Not only are women staying longer in school, they are joining the paid labour force at an increasing rate. Last year, 55 per cent of all women 15 and over had jobs, up from 42 per cent in 1976.
These aren't just any jobs. Women are making their presence felt among the managerial and professional classes, making up 49 per cent of business and financial professionals and 47 per cent of all doctors and dentists.
These achievements have come at the cost of making hard choices. The need to earn money and the fear of losing hard-won educational and employments goals have meant that women with young children are racing back to the paid workplace. By 1999, 61 per cent of women with children under 3 were employed. That is more than double the number of working mothers in 1976.
In taking over men's roles, women have not reduced their traditional family and social responsibilities. The issue of whether men refuse to do their share, or women refuse to let them, can be debated, and frequently is, at the dinner tables and in the bedrooms of the nation. The fact remains, however, that women still do more child care, elder care, housework and volunteer work than men. In 1998, women with jobs and children spent 90 minutes more a day doing unpaid work than their male partners.

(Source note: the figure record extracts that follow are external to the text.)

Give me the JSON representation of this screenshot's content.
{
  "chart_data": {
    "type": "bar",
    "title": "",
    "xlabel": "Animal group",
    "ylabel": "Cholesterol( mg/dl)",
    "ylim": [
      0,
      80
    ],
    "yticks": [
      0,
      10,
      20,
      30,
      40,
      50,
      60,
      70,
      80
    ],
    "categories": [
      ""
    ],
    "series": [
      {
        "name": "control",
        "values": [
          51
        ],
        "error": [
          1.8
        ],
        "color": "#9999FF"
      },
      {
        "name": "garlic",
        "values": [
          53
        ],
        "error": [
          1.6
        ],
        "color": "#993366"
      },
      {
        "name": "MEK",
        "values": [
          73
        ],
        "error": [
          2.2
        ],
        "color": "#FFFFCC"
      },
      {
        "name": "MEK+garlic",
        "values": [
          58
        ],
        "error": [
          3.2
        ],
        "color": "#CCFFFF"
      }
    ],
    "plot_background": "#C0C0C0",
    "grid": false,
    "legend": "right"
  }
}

They are also far more likely to have custody of children after divorce or separation. There were 945,000 families headed by female single parents in 1996, almost double the 1971 figure.
Feminism promised women that they could have it all. The reality for many of them is that they have ended up doing it all. A typical male CEO, according to a Catalyst study published earlier this year, is male, married and over 50. Half of them have partners who don't work. In other words, the success of the typical male CEO is based on the premise that there is a complete support system on the home front. By contrast, 76 per cent of female executives who participated in the Catalyst survey were married, 65 per cent have children and 87 per cent contribute at least half of the household's income.
Given those numbers, is it any wonder that women are feeling stressed?
Women are not going to give up their jobs. Too many people depend on them to bring home the family bacon. That being the case, the most telling figures in the Statistics Canada report belong to daycare -- specifically, the lack of it. In 1996, there were 900,000 families in Canada with at least one pre-school child, but only 300,000 spaces in licensed daycare centres.
The best way to make a real difference in women's lives is to ensure that their children are well cared for in daycare centres that are affordable, flexible, safe and stimulating. Quebec has led the way in introducing a limited universal daycare program to working parents, and British Columbia is catching up with its own program beginning in January. These are initiatives that other provinces would do well to emulate.